Cardiovascular and blood drugs in late-stage development by companies evaluated in this report will experience a turn in the market performance, from declines to growth, due largely to an aging and growing population. The increasing incidence of cardiovascular diseases worldwide and the steady demand for blood therapies will be primary factors for growth. The growing competitive landscape will allow just 0.5% CAGR for the next five years.


Neurotherapeutic drugs in development are expected to more than offset declines by products reaching patent and exclusivity expiration. Products in the mental illness arena will add the significant portion of revenues, followed by movement disorder treatments such as Parkinsonism.  Minimal growth is expected.


Participating companies in the respiratory and inflammation condition treatment segment will see moderate increases through 2025. Sales are showing 1.3% projected annual growth.


Drugs in development for infectious diseases are expected to fuel growth for the pharmaceutical industry—inclusive of vaccines. Innovative treatments will be key in this segment as the anti-infective market is concentrated with competitors and choices for therapy. The segment is poised from strong growth stemming from the HIV and hepatitis programs of companies such as Gilead.
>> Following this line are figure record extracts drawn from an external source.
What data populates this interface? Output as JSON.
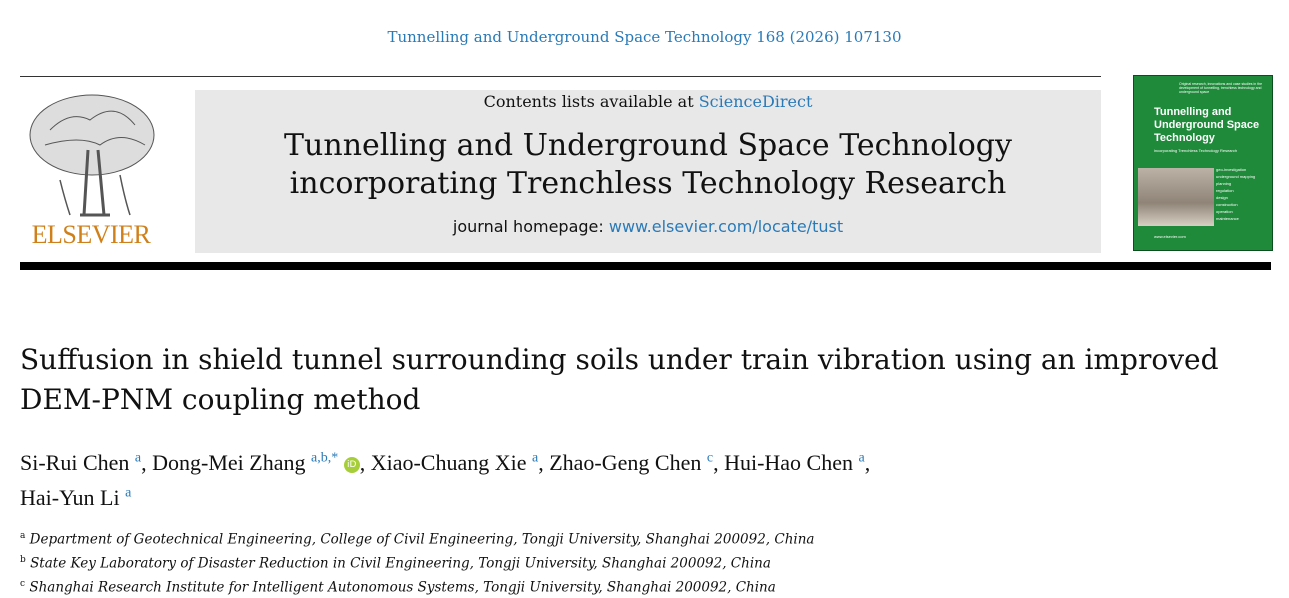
{
  "citation": "Tunnelling and Underground Space Technology 168 (2026) 107130",
  "publisher_logo": {
    "name": "ELSEVIER",
    "color": "#d0801a"
  },
  "masthead": {
    "contents_prefix": "Contents lists available at ",
    "contents_link": "ScienceDirect",
    "journal_title_line1": "Tunnelling and Underground Space Technology",
    "journal_title_line2": "incorporating Trenchless Technology Research",
    "homepage_prefix": "journal homepage: ",
    "homepage_link": "www.elsevier.com/locate/tust"
  },
  "cover": {
    "color": "#1e8a3a",
    "tagline": "Original research, innovations and case studies in the development of tunnelling, trenchless technology and underground space",
    "title": "Tunnelling and Underground Space Technology",
    "subtitle": "incorporating Trenchless Technology Research",
    "topics": [
      "geo-investigation",
      "underground mapping",
      "planning",
      "regulation",
      "design",
      "construction",
      "operation",
      "maintenance"
    ],
    "url": "www.elsevier.com"
  },
  "article": {
    "title": "Suffusion in shield tunnel surrounding soils under train vibration using an improved DEM-PNM coupling method",
    "authors": [
      {
        "name": "Si-Rui Chen",
        "aff": "a"
      },
      {
        "name": "Dong-Mei Zhang",
        "aff": "a,b,*",
        "orcid": "iD"
      },
      {
        "name": "Xiao-Chuang Xie",
        "aff": "a"
      },
      {
        "name": "Zhao-Geng Chen",
        "aff": "c"
      },
      {
        "name": "Hui-Hao Chen",
        "aff": "a"
      },
      {
        "name": "Hai-Yun Li",
        "aff": "a"
      }
    ],
    "affiliations": [
      {
        "key": "a",
        "text": "Department of Geotechnical Engineering, College of Civil Engineering, Tongji University, Shanghai 200092, China"
      },
      {
        "key": "b",
        "text": "State Key Laboratory of Disaster Reduction in Civil Engineering, Tongji University, Shanghai 200092, China"
      },
      {
        "key": "c",
        "text": "Shanghai Research Institute for Intelligent Autonomous Systems, Tongji University, Shanghai 200092, China"
      }
    ]
  }
}
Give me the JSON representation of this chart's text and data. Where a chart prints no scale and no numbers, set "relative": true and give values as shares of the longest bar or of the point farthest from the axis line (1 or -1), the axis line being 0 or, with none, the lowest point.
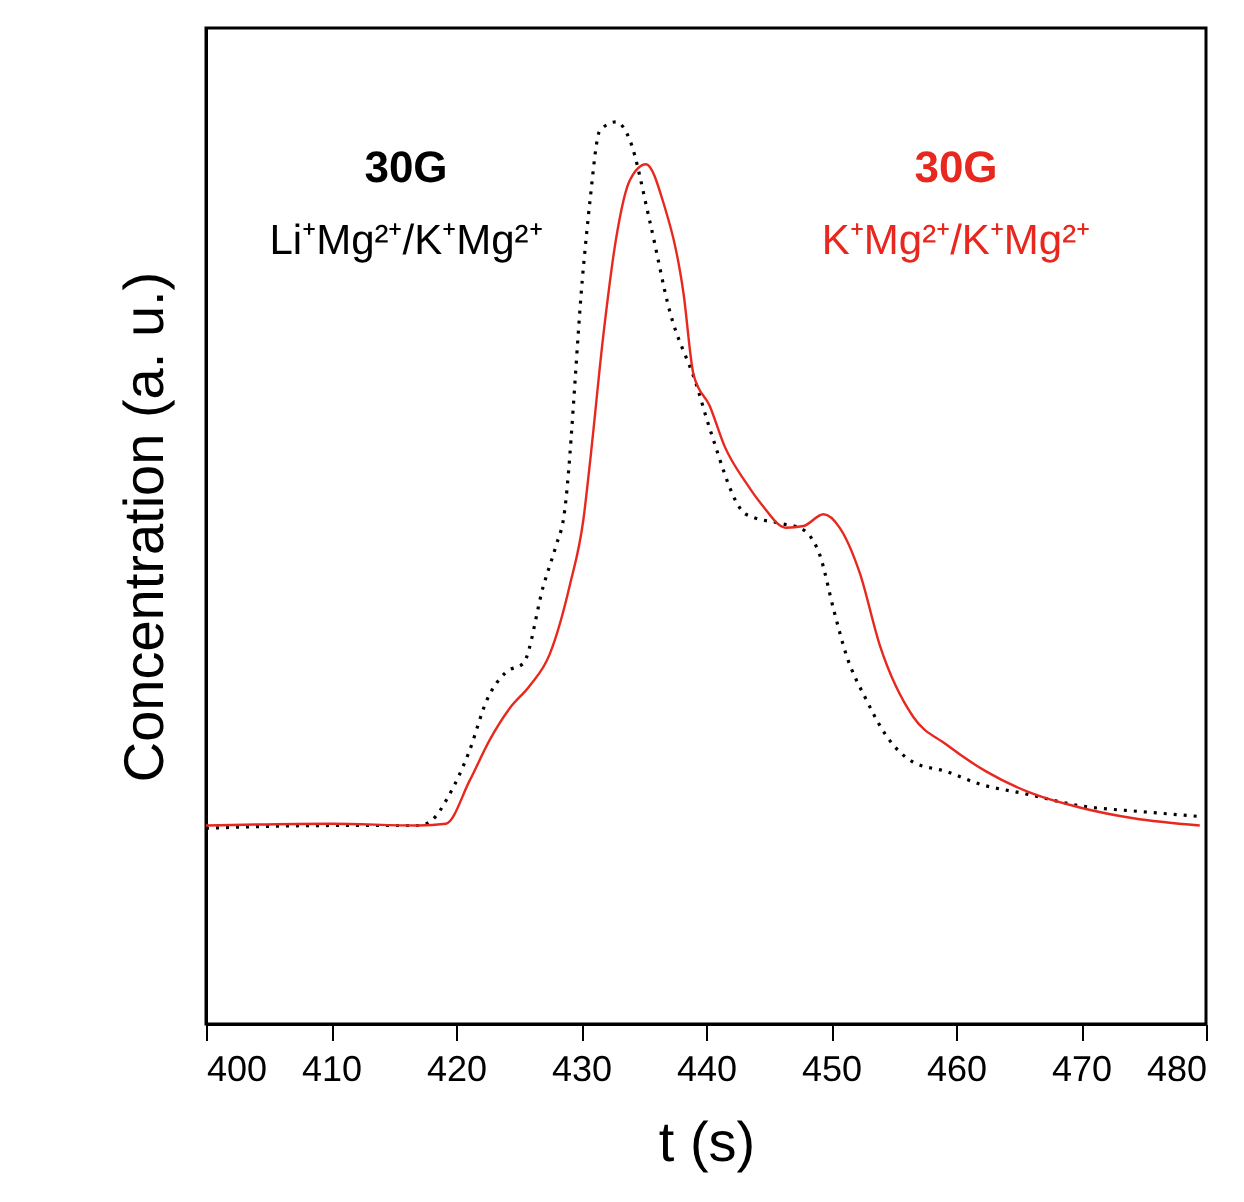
{
  "chart_data": {
    "type": "line",
    "xlabel": "t (s)",
    "ylabel": "Concentration (a. u.)",
    "relative": true,
    "xlim": [
      400,
      480
    ],
    "xticks": [
      400,
      410,
      420,
      430,
      440,
      450,
      460,
      470,
      480
    ],
    "grid": false,
    "marker": "none",
    "series": [
      {
        "name": "30G\nLi⁺Mg²⁺/K⁺Mg²⁺",
        "color": "#000000",
        "line_style": "dotted",
        "x": [
          400,
          410,
          417,
          418,
          419.5,
          421,
          422.5,
          424,
          425.4,
          427,
          428,
          428.6,
          430.2,
          430.7,
          431.5,
          432.8,
          433.9,
          435.5,
          437.1,
          439.2,
          440.3,
          443.2,
          445.9,
          447.5,
          449.1,
          450.2,
          451.2,
          452.8,
          454.4,
          456.6,
          459.2,
          461.9,
          465.6,
          469.9,
          475.2,
          479.5
        ],
        "values": [
          0.217,
          0.22,
          0.22,
          0.225,
          0.255,
          0.3,
          0.36,
          0.39,
          0.4,
          0.486,
          0.53,
          0.56,
          0.84,
          0.91,
          0.99,
          1.0,
          0.98,
          0.89,
          0.79,
          0.71,
          0.66,
          0.565,
          0.555,
          0.55,
          0.52,
          0.46,
          0.41,
          0.36,
          0.32,
          0.29,
          0.28,
          0.266,
          0.255,
          0.242,
          0.235,
          0.23
        ]
      },
      {
        "name": "30G\nK⁺Mg²⁺/K⁺Mg²⁺",
        "color": "#e8281e",
        "line_style": "solid",
        "x": [
          400,
          410,
          417,
          419.2,
          421.1,
          422.7,
          424.3,
          425.9,
          427.5,
          429.1,
          430.2,
          430.7,
          431.8,
          432.8,
          433.9,
          435.2,
          436.6,
          438.2,
          439,
          440.3,
          441.5,
          443.2,
          444.5,
          446.4,
          447.8,
          449.4,
          450.7,
          452.3,
          453.9,
          456.6,
          459.2,
          462.4,
          466.2,
          469.9,
          474.2,
          479.5
        ],
        "values": [
          0.22,
          0.222,
          0.22,
          0.222,
          0.27,
          0.315,
          0.35,
          0.375,
          0.41,
          0.486,
          0.56,
          0.62,
          0.765,
          0.87,
          0.935,
          0.953,
          0.91,
          0.81,
          0.72,
          0.685,
          0.64,
          0.6,
          0.575,
          0.55,
          0.552,
          0.565,
          0.55,
          0.5,
          0.42,
          0.34,
          0.31,
          0.28,
          0.255,
          0.24,
          0.228,
          0.22
        ]
      }
    ]
  }
}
Drugs focusing on unmet need and resistance will also show promising revenue. Treatments for infectious diseases are expected to be the second-fastest growing segment behind oncology with sales increasing by 4% on average annually through 2025. 


Other drugs in development focus on products in areas such as diabetes; gastrointestinal disorder; sexual dysfunction; dermatology not otherwise included in other segments; fertility drugs; hormones; osteoporosis treatments; renal disease; ocular treatments not otherwise included in other segments and other specialty segments.  Growth rates will vary.  Specific areas with high potential for growth include diabetes treatments, gastrointestinal diseases, hormones, and ocular treatments.